Réduire les formalités administratives pour les migrants de retour au pays

Besmira Hysenberlliu a trouvé son poste après s’être rendue au tout nouveau bureau pour l’emploi de Durres qui a bénéficié de l’assistance technique de l’OIT, grâce à un projet financé par l’Union européenne. L’un des objectifs du projet était de convertir les anciens bureaux pour l’emploi à travers le pays en centres de services accueillants, bien conçus et modernes pour les demandeurs d’emploi, conformes aux meilleures pratiques des services d’emploi publics en vigueur dans l’Union européenne.

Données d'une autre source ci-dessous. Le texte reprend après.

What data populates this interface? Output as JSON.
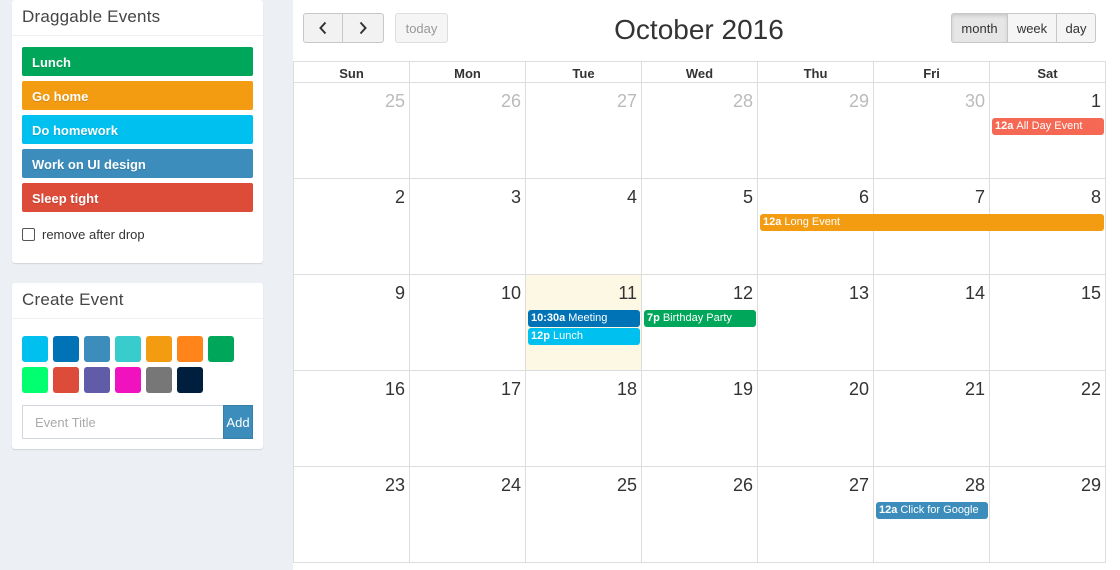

Quand elle s’est rendue au centre, la jeune femme a obtenu un rendez-vous avec une spécialiste des migrations, Alama Salataj, qui a rapidement identifié une offre d’emploi pour elle dans un centre d’appels qui s’ouvrait.

Alama Salataj
«En raison de leur très bonne connaissance de la langue et de la culture italiennes, les migrants albanais de retour au pays figurent parmi les employés que les centres d’appels aiment recruter. Sur 200 personnes embauchées par le centre qui vient tout juste d’ouvrir, 30 d’entre elles étaient d’anciens migrants de retour d’Italie», explique-t-elle.

Mme Hysenberlliu est satisfaite de sa nouvelle vie à Durres. Elle espère toujours travailler comme juriste un jour et n’a aucune intention de repartir pour l’Italie.

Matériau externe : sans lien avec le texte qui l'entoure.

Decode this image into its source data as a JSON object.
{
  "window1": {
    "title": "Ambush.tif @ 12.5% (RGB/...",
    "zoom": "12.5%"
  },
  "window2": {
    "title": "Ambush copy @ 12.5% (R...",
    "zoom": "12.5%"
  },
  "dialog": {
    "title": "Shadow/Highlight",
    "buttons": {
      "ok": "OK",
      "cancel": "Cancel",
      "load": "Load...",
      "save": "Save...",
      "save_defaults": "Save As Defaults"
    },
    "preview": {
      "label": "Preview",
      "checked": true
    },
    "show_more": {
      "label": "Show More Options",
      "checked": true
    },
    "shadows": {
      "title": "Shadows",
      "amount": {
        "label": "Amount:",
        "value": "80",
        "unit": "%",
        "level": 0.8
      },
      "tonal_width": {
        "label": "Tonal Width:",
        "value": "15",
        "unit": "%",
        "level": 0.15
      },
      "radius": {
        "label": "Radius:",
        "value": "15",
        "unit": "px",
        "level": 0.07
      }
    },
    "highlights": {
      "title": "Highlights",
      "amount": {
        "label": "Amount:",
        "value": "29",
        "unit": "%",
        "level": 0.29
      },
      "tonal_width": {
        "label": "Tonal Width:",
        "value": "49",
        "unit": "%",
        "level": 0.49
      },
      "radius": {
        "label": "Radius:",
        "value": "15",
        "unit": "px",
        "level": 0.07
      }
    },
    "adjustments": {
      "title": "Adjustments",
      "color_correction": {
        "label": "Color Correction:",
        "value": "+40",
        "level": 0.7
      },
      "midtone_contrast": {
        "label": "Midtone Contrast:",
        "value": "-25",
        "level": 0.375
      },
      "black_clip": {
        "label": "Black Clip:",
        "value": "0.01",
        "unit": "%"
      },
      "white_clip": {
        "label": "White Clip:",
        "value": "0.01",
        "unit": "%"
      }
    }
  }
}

«Des centres d’appels ont commencé à s’ouvrir à Durres il y a quatre ans et, depuis lors, 2 000 emplois ont été créés», explique Majlinda Mema, directrice de la succursale du Bureau pour l’emploi à Durres. «Nous voyons aussi beaucoup de migrants albanais de retour de Grèce, nous espérons donc que des centres d’appels grecs s’ouvrent ici prochainement.»


Des salaires faibles, un coût de la vie bon marché

Les salaires des personnes employées dans les centres d’appels albanais sont relativement bas au regard des standards ouest-européens (environ 300 euros par mois pour un emploi à temps plein). Cependant, le coût de la vie en Albanie est bien inférieur et les emplois dans les centres d’appels offrent aussi aux étudiants la possibilité de financer leurs études.

Maurizio Ribandone
Maurizio Ribandone est consultant pour la société responsable de l’ouverture du centre d’appels où Mme Hysenberlliu est actuellement employée. Il admet que le boom des centres d’appels italiens en Albanie a été nourri par la crise économique en Italie, mais il ajoute que les centres d’appels représentent une importante source de création d’emplois en Albanie, un pays qui – comme l’Italie – souffre d’un fort chômage.

«Nous collaborons étroitement avec l’agence pour l’emploi afin de recruter du personnel et nous offrons l’occasion à ces personnes d’acquérir de nouvelles compétences», ajoute-t-il, faisant référence aux accusations de dumping social dans le secteur.

M. Ribandone attend aussi l’ouverture de nouveaux centres d’appels en Albanie. Il pense qu’ils passeront de moins en moins d’appels téléphoniques aux clients et se convertiront en plateformes d’assistance hébergées sur le web et en médias sociaux, illustrant une nouvelle tendance des services à la clientèle, exigeant de nouvelles qualifications. Mais les compétences linguistiques en italien seront toujours demandées.

«Le retour des migrants albanais des pays voisins frappés par la crise économique, comme la Grèce et l’Italie, est un défi pour l’Albanie qui est déjà confrontée à un haut niveau de chômage, surtout parmi les jeunes», résume Maria da Carmo Gomes, chef du projet de l’OIT financé par l’UE «Développement des ressources humaines en Albanie».

«Les nouvelles agences des bureaux pour l’emploi disposent d’un personnel qui a été formé à traiter les problèmes spécifiques que rencontrent les migrants, qu’il s’agisse de ressortissants albanais de retour au pays ou de citoyens étrangers cherchant du travail ou désireux de créer une entreprise en Albanie. Elles augmentent certainement les chances pour les demandeurs d’emploi émigrés de trouver un emploi ici», a-t-elle conclu.